今季のNPBの成績を見ていると、ほとんどのチームで捕手が打線の穴になっていた。
12球団で主として捕手として試合に出場した選手の打撃成績。RC順。

Catcher


1位はヤクルトの中村悠平、規定打席をクリアしているのもこの選手だけ。しかし打率は最下位の.231。
2位は炭谷銀仁朗。炭谷は今季西武が記録した13連敗中、ほぼマスクをかぶり、得点機に何度も凡退して「穴」と言われたが、それでも2位。
3位は嶋。最近の嶋は守備というより「打てる捕手」として評価が高いのではないかと思われる。
結局、この3人が「侍ジャパン」にも選出された。
打撃だけで言えば伊藤光も選ばれてしかるべき選手だった。
100打席以上で最も打率が良かったのは39歳、今年ヤクルトから巨人に移籍した相川だった。

規定打席に達した選手が1人しかいないのは、正捕手が固定できないうえに、打撃が脆弱なため、代打を送らざるを得ないからだろう。
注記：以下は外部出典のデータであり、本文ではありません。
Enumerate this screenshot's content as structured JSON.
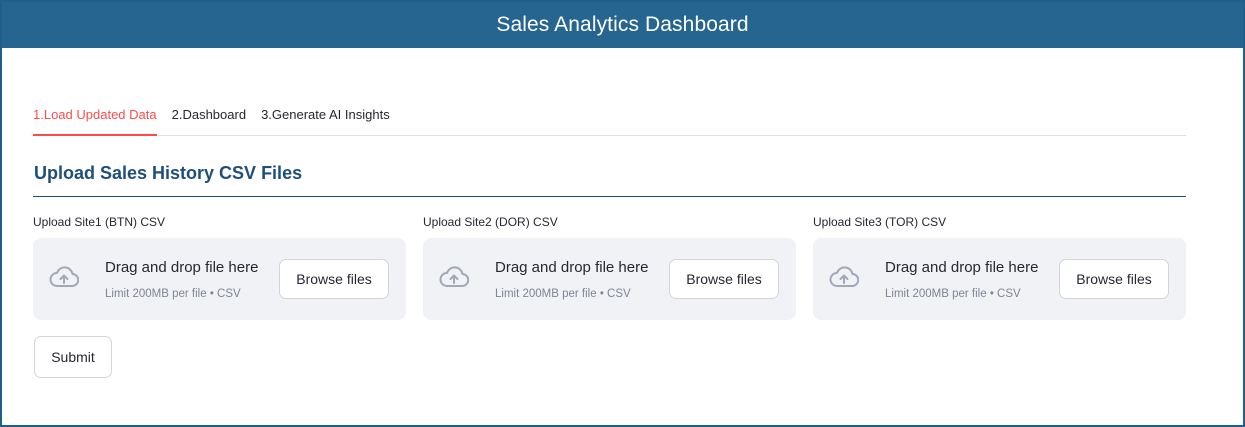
{
  "header": {
    "title": "Sales Analytics Dashboard",
    "background": "#26658f"
  },
  "tabs": [
    {
      "label": "1.Load Updated Data",
      "active": true
    },
    {
      "label": "2.Dashboard",
      "active": false
    },
    {
      "label": "3.Generate AI Insights",
      "active": false
    }
  ],
  "colors": {
    "accent": "#ff4b4b",
    "section_title": "#1f4e79",
    "dropzone_bg": "#f0f2f6"
  },
  "section": {
    "title": "Upload Sales History CSV Files"
  },
  "uploaders": [
    {
      "label": "Upload Site1 (BTN) CSV",
      "drop_text": "Drag and drop file here",
      "limit_text": "Limit 200MB per file • CSV",
      "button_label": "Browse files",
      "icon": "cloud-upload-icon"
    },
    {
      "label": "Upload Site2 (DOR) CSV",
      "drop_text": "Drag and drop file here",
      "limit_text": "Limit 200MB per file • CSV",
      "button_label": "Browse files",
      "icon": "cloud-upload-icon"
    },
    {
      "label": "Upload Site3 (TOR) CSV",
      "drop_text": "Drag and drop file here",
      "limit_text": "Limit 200MB per file • CSV",
      "button_label": "Browse files",
      "icon": "cloud-upload-icon"
    }
  ],
  "submit": {
    "label": "Submit"
  }
}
阿部慎之助は今季、「主として捕手として試合に出場した」とは言えないが、衰えてもこの中に入れば抜群である。
この表には30代後半のベテランが何人もいるが、ベテランが出場機会を得ることができるのは、打てる若手が育っていないからだ。

昔から「打てる捕手」は例外的な存在だった。土井垣武、藤尾茂、野村克也、木俣達彦、田淵幸一、中尾孝義、古田敦也、矢野燿大、城島健司など、主軸を打った捕手は多くないが、それでも常にリーグに2、3人はいたものだ。
阿部慎之助以降、強打の捕手は出ていない。

打てる捕手を他のポジションにコンバートする傾向があることが挙げられよう。ここ20年で言えば山﨑武司、和田一浩、小笠原道大などがあげられる。
負担を軽減して、打撃に専念させようということだ。今年売り出した森友哉、近藤健介もそうなるのではないか。
しかし打てる捕手は、打線の穴をふさぐだけでなく投手の信頼も得てチームリーダーになりうる。

もう一つ、そもそも良い素材の捕手が入団していないということもあろう。
捕手は人気のあるポジションではない。重労働の上に目立たない。プロに入団しても年俸は上がらない。人材不足になっていると思われる。
新人捕手もぱっとしない。

その結果として、捕手はつぶしが利くポジションになっている。戦力外になっても他球団が「念のため」に抱えるケースが多い。トライアウトでも投手に次いでピックアップされる可能性が高い。

古田敦也のようにスター選手が出現することで、捕手日照りは緩和されるのかもしれない。
しかしわくわくするような捕手がいないのが、物足りなく思えるのは事実だ。